Довольно скоро мне в голову пришла мысль, что нам не следует судить о заявлениях этих женщин, основываясь на наших собственных культурных ценностях. Вероятно, мы ошибаемся в наших ожиданиях насчет того, что они будут открыто говорить об очень личных чувствах и взаимодействии с чиновниками – полицией и работниками миграционной службы. Даже в рамках собственной культуры говорить о таких вещах может быть очень трудно. Из документов я узнал, что все представители полиции и иммиграционной службы, которым они подавали заявления и в Карасте, и в Соединенном Королевстве, были мужчинами, что только усложнило дело. Этим молодым женщинам пришлось открываться не просто незнакомцам, а мужчинам, вероятно, по возрасту годящимся им в отцы. Как обсуждать личные вопросы с такими людьми, да еще на языке, который твой визави не понимает? Мы склонны думать о языке просто как о «системе коммуникации», но этим дело далеко не ограничивается. Язык является частью нашей фатической системы в степени не меньшей, чем системы когнитивной. Когда мы говорим, мы выражаем не только мысли, но и чувства. Если же мы не можем выразить свои чувства из-за испытываемой нами травмы, то вряд ли удивительно, что и мысли тоже блокируются. Интересно, что с момента издания DSM—IV[61]
травма определяется в терминах ее влияния на жертву, а не как «объективное событие»[62]. Это означает, что теперь в фокусе психологических и прочих оценок находится отношение к травме жертвы, а не общества, политиков или «экспертных» сообществ, определяющих понятие травмы.Хорошо известны такие лингвистические и социальные воздействия травмы, как демонстрация жертвой отстраненности, молчание в течение долгого времени, неспособность говорить и взаимодействовать (это называется «диссоциация»)[63]

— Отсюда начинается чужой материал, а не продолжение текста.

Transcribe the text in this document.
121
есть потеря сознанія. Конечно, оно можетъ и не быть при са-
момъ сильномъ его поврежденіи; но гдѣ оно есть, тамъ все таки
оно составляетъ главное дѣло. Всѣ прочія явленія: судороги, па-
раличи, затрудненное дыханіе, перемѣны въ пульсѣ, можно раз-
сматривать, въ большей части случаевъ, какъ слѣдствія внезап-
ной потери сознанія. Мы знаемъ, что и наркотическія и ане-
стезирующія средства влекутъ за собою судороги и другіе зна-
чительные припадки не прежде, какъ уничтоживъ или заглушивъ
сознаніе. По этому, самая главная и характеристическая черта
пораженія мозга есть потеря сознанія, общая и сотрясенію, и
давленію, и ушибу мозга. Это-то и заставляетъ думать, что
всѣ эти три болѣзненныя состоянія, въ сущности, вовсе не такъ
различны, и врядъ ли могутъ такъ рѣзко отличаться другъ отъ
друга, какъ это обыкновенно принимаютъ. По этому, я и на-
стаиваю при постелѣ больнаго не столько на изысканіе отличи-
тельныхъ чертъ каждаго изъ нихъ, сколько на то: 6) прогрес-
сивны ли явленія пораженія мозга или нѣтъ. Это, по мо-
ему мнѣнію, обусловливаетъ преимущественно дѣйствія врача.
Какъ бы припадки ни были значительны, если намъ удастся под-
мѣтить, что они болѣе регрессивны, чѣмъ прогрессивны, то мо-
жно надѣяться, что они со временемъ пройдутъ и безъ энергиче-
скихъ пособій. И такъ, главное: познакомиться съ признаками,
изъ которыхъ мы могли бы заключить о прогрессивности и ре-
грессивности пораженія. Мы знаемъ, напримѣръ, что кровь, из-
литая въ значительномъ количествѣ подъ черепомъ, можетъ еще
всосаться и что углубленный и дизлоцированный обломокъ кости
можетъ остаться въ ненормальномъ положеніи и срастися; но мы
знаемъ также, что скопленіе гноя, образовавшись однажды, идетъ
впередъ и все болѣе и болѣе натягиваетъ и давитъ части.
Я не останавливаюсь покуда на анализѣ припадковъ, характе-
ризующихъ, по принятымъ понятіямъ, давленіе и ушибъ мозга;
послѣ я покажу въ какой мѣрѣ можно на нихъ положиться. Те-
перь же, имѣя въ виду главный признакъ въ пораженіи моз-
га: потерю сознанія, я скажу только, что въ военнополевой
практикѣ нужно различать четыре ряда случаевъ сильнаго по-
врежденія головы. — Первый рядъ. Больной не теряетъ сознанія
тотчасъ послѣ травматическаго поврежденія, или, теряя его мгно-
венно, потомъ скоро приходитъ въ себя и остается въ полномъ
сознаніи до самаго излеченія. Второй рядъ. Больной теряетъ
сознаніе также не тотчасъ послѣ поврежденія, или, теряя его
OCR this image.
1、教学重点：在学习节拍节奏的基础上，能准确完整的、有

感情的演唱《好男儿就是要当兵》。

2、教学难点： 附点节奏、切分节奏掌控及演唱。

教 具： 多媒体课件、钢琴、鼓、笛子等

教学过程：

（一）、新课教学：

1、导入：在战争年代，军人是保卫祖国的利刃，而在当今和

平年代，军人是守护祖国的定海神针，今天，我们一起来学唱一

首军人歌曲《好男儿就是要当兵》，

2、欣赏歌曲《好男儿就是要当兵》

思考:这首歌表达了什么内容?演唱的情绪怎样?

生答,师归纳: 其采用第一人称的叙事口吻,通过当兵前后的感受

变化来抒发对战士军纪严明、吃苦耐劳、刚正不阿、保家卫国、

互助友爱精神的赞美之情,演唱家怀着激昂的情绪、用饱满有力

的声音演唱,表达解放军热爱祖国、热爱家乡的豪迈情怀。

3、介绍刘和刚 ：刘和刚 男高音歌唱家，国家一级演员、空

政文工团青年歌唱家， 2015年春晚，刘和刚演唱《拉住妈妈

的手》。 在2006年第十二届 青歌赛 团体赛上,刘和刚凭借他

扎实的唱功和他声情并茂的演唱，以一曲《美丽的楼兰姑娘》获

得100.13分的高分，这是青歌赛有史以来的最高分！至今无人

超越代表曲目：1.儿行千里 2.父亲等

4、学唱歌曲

. Я не могу сказать с уверенностью, но при чтении заявлений этих настрадавшихся женщин мне казалось, что их язык неизбежно должен был быть блеклым и невзрачным. Даже если они понимали обусловленное нашей культурой стремление подтолкнуть их к выражению своих чувств и хотели этого (пусть и через переводчика перед незнакомым чиновником противоположного пола), то их травматический опыт, вероятно, должен был оказать обесцвечивающее влияние на все, что они говорили.Выше я упоминал исследования Мартина и Роуза касательно влияния эмоций на язык рассказов личного характера. Их книги построена вокруг повествования молодой женщины, выросшей в Южной Африке во времена апартеида. Она рассказывает историю своей жизни, начиная с жизни при националистическом правительстве до 1994 года. Она описывает много травмирующих событий. Меня поразил язык, которым она описывала то, что видела и чувствововала, и то, как он отличался от языка женщин из Восточной Европы, проданных в сексуальное рабство. Вот пример того, как молодая южноафриканская женщина описывает некоторые унижения, через которые она прошла после ареста:
По прибытии… в полицейский участок… на меня наорали, вербально оскорбили… шлепали… били… мне говорили заткнуться… мне задавали вопросы… сказали, что я лгу… опять ударили и… вырубили.
Описывая свою реакцию на произошедшее с ней, эта молодая женщина пишет:
Я не могу передать ту боль и горечь, что были во мне… Я была разорвана на части. (Мартин и Роуз, 2003: 72—75).
Можно заметить, что этот язык очень выразителен. Хотя автор и говорит, что она неспособна «передать ту боль и горечь», мы, тем не менее, их очень хорошо ощущаем по ее описаниям (и, возможно, нам следовало бы уделить им здесь больше места, будь такая возможность). Я удивился тому, как по-разному используют язык, описывая свой опыт, эта женщина и женщины из Карасты.